A total of 282 patients were enrolled (148 in navigation treatment group, 134 controls). Patients were similarly matched in age, race, sex, insurance, and chief complaints. Overall ED visits decreased during the 12-month study period, compared to the 12 months prior to enrollment (2,249 visits prior to 2,050 visits during study period, -8.8%). There was a greater decrease in ED visits from the preenrollment year to postenrollment year in the treatment group (1,148 visits to 996 visits, -13.2%) compared to the control group (1,101 visits to 1,054 visits, -4.3%; p < 0.05). Overall health care costs (ED and hospital) for all 282 patients decreased in the year after compared to the 12 months prior to enrollment ($3.9M to $3.1M) with a greater decrease in the navigation treatment group (-26.6%) compared to the control group (-17.5%). Patient surveys found no difference in patient satisfaction in the pre- and postenrollment periods but there was an increase in primary care physician (PCP) use over the 12-month follow-up period in the treatment group (6.42 visits/patient) compared to the control group (4.07 visits/patient; p < 0.05).

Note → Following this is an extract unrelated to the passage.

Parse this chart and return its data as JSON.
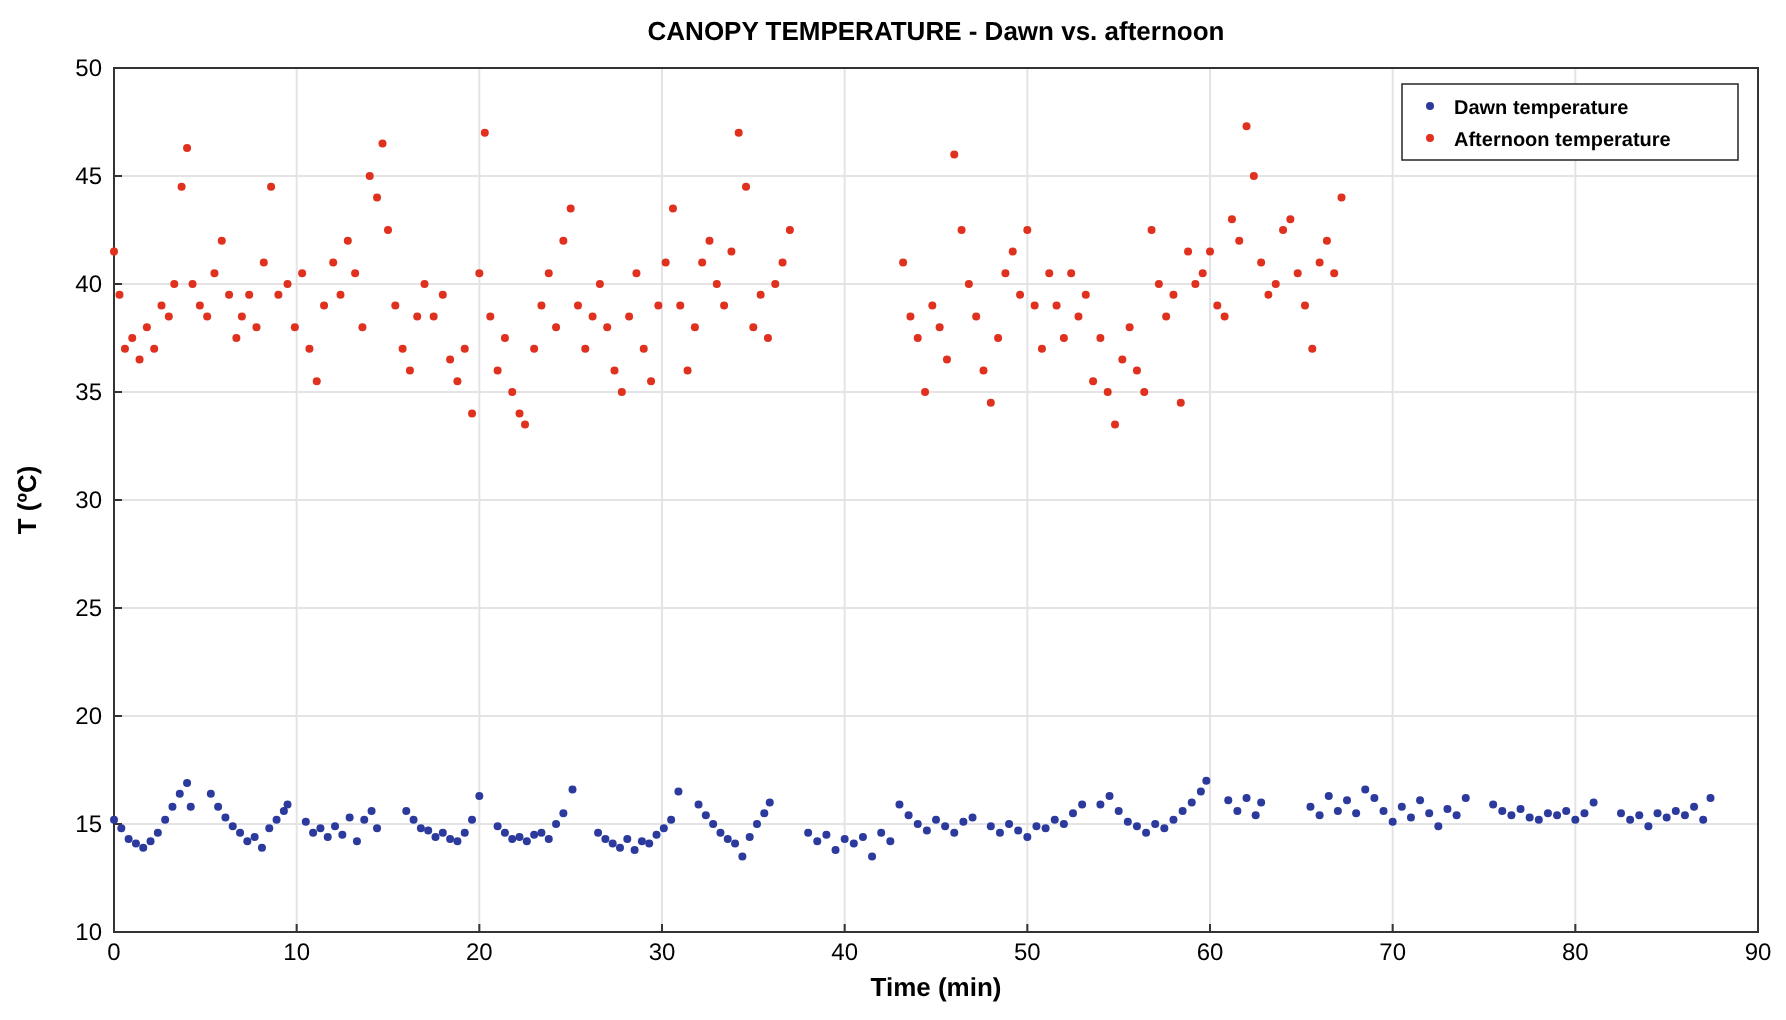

Our data showed that the overall number of return ED visits and costs did decrease for both groups, potentially inferring a placebo effect for the use of a PN; however, the decrease in ED visits and costs were greater in the treatment group. One-year follow-up noted an increase in PCP visits in the navigation group. Use of a PN may be cost-effective.

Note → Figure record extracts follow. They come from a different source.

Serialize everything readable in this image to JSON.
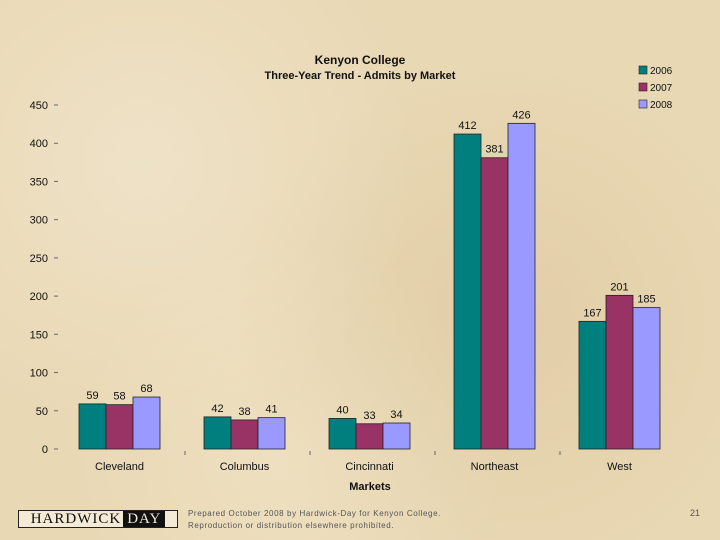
{
  "chart_data": {
    "type": "bar",
    "title": "Kenyon College",
    "subtitle": "Three-Year Trend - Admits by Market",
    "xlabel": "Markets",
    "ylabel": "",
    "ylim": [
      0,
      450
    ],
    "yticks": [
      "0",
      "50",
      "100",
      "150",
      "200",
      "250",
      "300",
      "350",
      "400",
      "450"
    ],
    "categories": [
      "Cleveland",
      "Columbus",
      "Cincinnati",
      "Northeast",
      "West"
    ],
    "series": [
      {
        "name": "2006",
        "color": "#007f7f",
        "values": [
          59,
          42,
          40,
          412,
          167
        ]
      },
      {
        "name": "2007",
        "color": "#993366",
        "values": [
          58,
          38,
          33,
          381,
          201
        ]
      },
      {
        "name": "2008",
        "color": "#9999ff",
        "values": [
          68,
          41,
          34,
          426,
          185
        ]
      }
    ],
    "legend_position": "top-right",
    "grid": false
  },
  "footer": {
    "logo_part_1": "HARDWICK",
    "logo_part_2": "DAY",
    "note_line_1": "Prepared October 2008 by Hardwick-Day for Kenyon College.",
    "note_line_2": "Reproduction or distribution elsewhere prohibited.",
    "page_number": "21"
  }
}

急诊科(ED)的频繁使用者(每年就诊5次或更多次的患者)仅占就诊患者的5%,却占急诊就诊总数的25%。尽管原因是多方面的,但对患者和社区造成的成本却极高。成本不仅是金钱方面的;对这些患者的护理存在不当的碎片化情况,而且他们在急诊科的存在可能导致过度拥挤,影响社区的应急准备。以往使用经过培训以帮助患者选择护理方案的工作人员的研究结果相互矛盾。
目的是确定经过培训的患者导航员(PN)能否在1年时间内减少频繁使用者的急诊就诊次数和成本。
频繁使用者被纳入一项前瞻性随机对照临床试验。患者被随机分为治疗组,与一名PN会面,该PN会审查他们的诊断和相关护理计划,并确定适当的初级保健服务和社区资源以便后续跟进。其余对照组接受标准护理。两组患者在就诊后7天内均会接到PN的随访电话和调查,PN使用4点李克特量表评估初级保健随访情况和患者满意度。12个月后,将患者的急诊复诊次数和急诊成本与上一年进行比较,并使用经Bonferroni校正的学生t检验或Mann-Whitney U检验来衡量初级保健依从性和满意度。
共招募了282名患者(导航治疗组148名,对照组134名)。患者在年龄、种族、性别、保险和主要诉求方面匹配情况相似。与入组前的12个月相比,在12个月的研究期间,急诊就诊总数有所下降(入组前2249次就诊,研究期间2050次就诊,下降8.8%)。与对照组(从1101次就诊降至1054次就诊,下降4.3%;p<0.05)相比,治疗组从入组前一年到入组后一年的急诊就诊次数下降幅度更大(从1148次就诊降至996次就诊,下降13.2%)。与入组前的12个月相比,所有282名患者的总体医疗保健成本(急诊和住院)在入组后的一年有所下降(从390万美元降至310万美元),导航治疗组的下降幅度(-26.